第195話頼み

ハーパーは大人しく使者と収容所を出口に向かって歩いていく。


「おい、ハーパー今度は何をやらかしたんだ」


連れていかれるハーパーに収容所の皆が檻の中から笑いながら声をかけた。


「うっさいな、なんにもしてねぇよ。ちょっと野暮用で王都に連れていかれるんだ」


「えっ!?王都に?」


皆が驚きながら心配をする。


「大丈夫なのか…」


「俺達になにか…って出来るわけないか…」


連れていかれる仲間に何も出来ずに項垂れる。


「気にすんな、自分で選んだんだからな。じゃあなみんなの事頼むぞ」


ハーパーは笑って散歩にでも行くように去っていった。


「ハーパー…大丈夫なのか…」


ケイジ看守長とハーパーの見送りに途中まで来たジョンがこっそりと声をかけた…


「ああ、大丈夫だ。これを…後で読んでみろ」


ハーパーは気付かれないように手紙をジョンに渡した。


「ではジョンはここまでです、戻りなさい。
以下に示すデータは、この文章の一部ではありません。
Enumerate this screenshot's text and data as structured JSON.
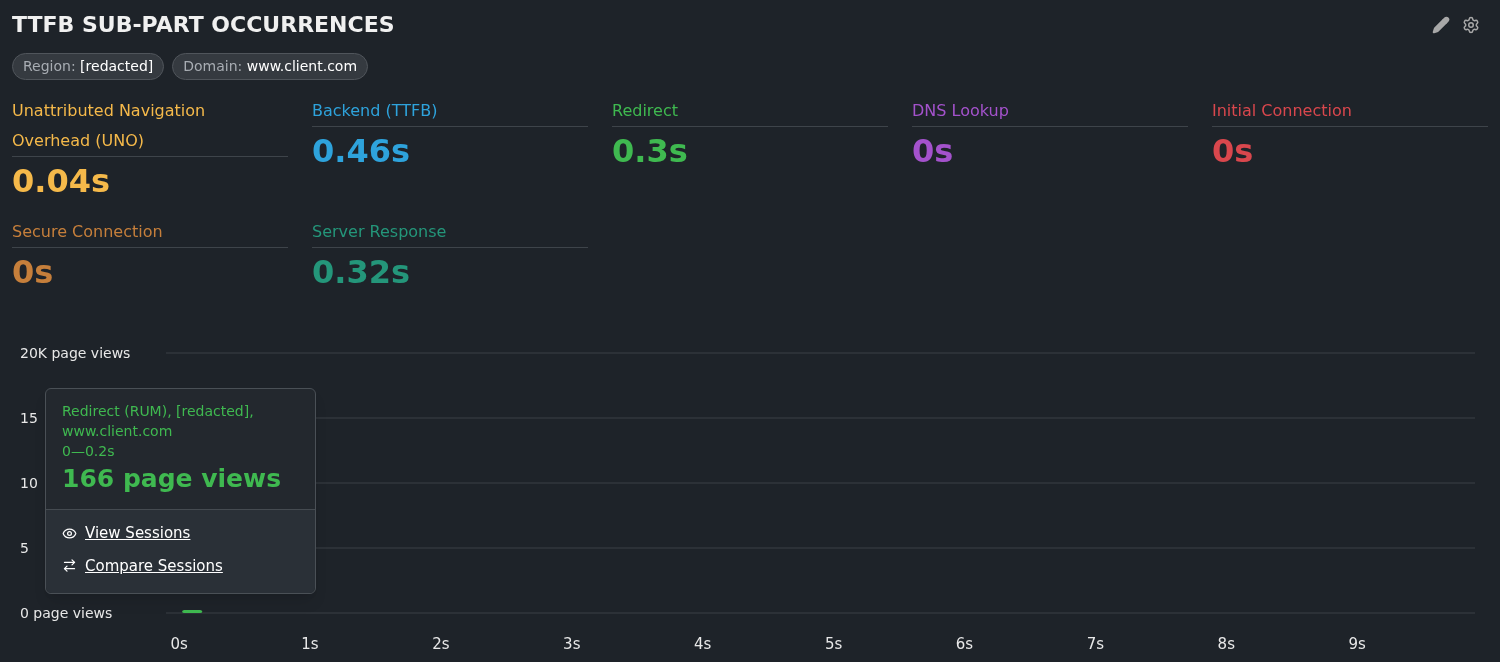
{
  "title": "TTFB SUB-PART OCCURRENCES",
  "filters": [
    {
      "label": "Region:",
      "value": "[redacted]"
    },
    {
      "label": "Domain:",
      "value": "www.client.com"
    }
  ],
  "metrics": [
    {
      "label": "Unattributed Navigation Overhead (UNO)",
      "value": "0.04s",
      "color": "#f5b94a"
    },
    {
      "label": "Backend (TTFB)",
      "value": "0.46s",
      "color": "#2ea3dc"
    },
    {
      "label": "Redirect",
      "value": "0.3s",
      "color": "#3fb950"
    },
    {
      "label": "DNS Lookup",
      "value": "0s",
      "color": "#a452cc"
    },
    {
      "label": "Initial Connection",
      "value": "0s",
      "color": "#d9474d"
    },
    {
      "label": "Secure Connection",
      "value": "0s",
      "color": "#c67f3b"
    },
    {
      "label": "Server Response",
      "value": "0.32s",
      "color": "#24967a"
    }
  ],
  "chart": {
    "chart_data": {
      "type": "bar",
      "x": [
        0.1
      ],
      "xlim": [
        -0.1,
        9.9
      ],
      "ylim": [
        0,
        20000
      ],
      "xticks": [
        {
          "value": 0,
          "label": "0s"
        },
        {
          "value": 1,
          "label": "1s"
        },
        {
          "value": 2,
          "label": "2s"
        },
        {
          "value": 3,
          "label": "3s"
        },
        {
          "value": 4,
          "label": "4s"
        },
        {
          "value": 5,
          "label": "5s"
        },
        {
          "value": 6,
          "label": "6s"
        },
        {
          "value": 7,
          "label": "7s"
        },
        {
          "value": 8,
          "label": "8s"
        },
        {
          "value": 9,
          "label": "9s"
        }
      ],
      "yticks": [
        {
          "value": 20000,
          "label": "20K page views"
        },
        {
          "value": 0,
          "label": "0 page views"
        }
      ],
      "series": [
        {
          "color": "#3fb950",
          "values": [
            166
          ]
        }
      ]
    },
    "covered_tick_labels": [
      "15",
      "10",
      "5"
    ],
    "tooltip": {
      "lines": [
        "Redirect (RUM), [redacted],",
        "www.client.com",
        "0—0.2s"
      ],
      "count": "166 page views",
      "actions": [
        "View Sessions",
        "Compare Sessions"
      ]
    }
  }
}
この先は駄目ですよ」


「はい」


ジョンは頷くと素直に自分の牢屋へと戻って行った。


看守に鍵をかけられると大人しく部屋の壁に寄りかかる。


看守がそばを離れるとハーパーから貰った手紙を確認した。


そこには懐かしい文字が書かれていた…


「これは…ミラの字!?」


何度も練習する字を見てきた、可愛いあの子の字体は忘れもしない。


「ふふ、少し上手くなってるな…」


ジョンは愛しそうに手紙の字を指の腹で撫でた。


そして内容を確認すると…



『王都に来て、助けて欲しい。お兄ちゃん達へ…』


「これだけ?しかもお兄ちゃんってなんだ?」


ジョンは意味がわからずに手紙を何度も眺めていた。




ハーパーは馬車に揺られながら外の景色をじっと見つめていた。


あの手紙の内容を見て笑みがこぼれる。


あのお兄ちゃんと言う言葉は俺とミラとノアだけの秘密だった。


しかし、ミラが王宮を通して手紙を出せる立場にいることに驚きを隠せなかった。


あいつ…王都なんかで何やってんだ…


ミラの事だから大人しく目立たずに幸せに暮らしていると思っていたがどうもあの娘は俺達の想像とは違う何かをしようとしてるみたいだった。


でも久しぶりにあの子に会える。


今はどんな用事よりその事が嬉しいハーパーだった。



ハーパーとノアちゃん来てくれるかな…でも迷惑だったかも…ハーパー人の言う言葉聞くの嫌いそうだし…


ミラは手紙を出したはいいがハーパーの重荷になってはいないかと落ち着かなかった。


ソワソワと部屋の中をうろつくミラにビオスが苦笑して声をかけた。


「あいつらはちゃんと自分で考えられる。他人の頼みなんて自分に反するなら断る奴らだろ」


「そ、そうだね」


ミラはビオスの言葉に少しほっとした。


そんなミラの様子を見てビオスはそっと顔を背ける。


他人ならそうだろうが…ミラの頼みならあいつらは脱走しても来そうだがな…


だがそんな事は絶対にミラに言う気はなかった。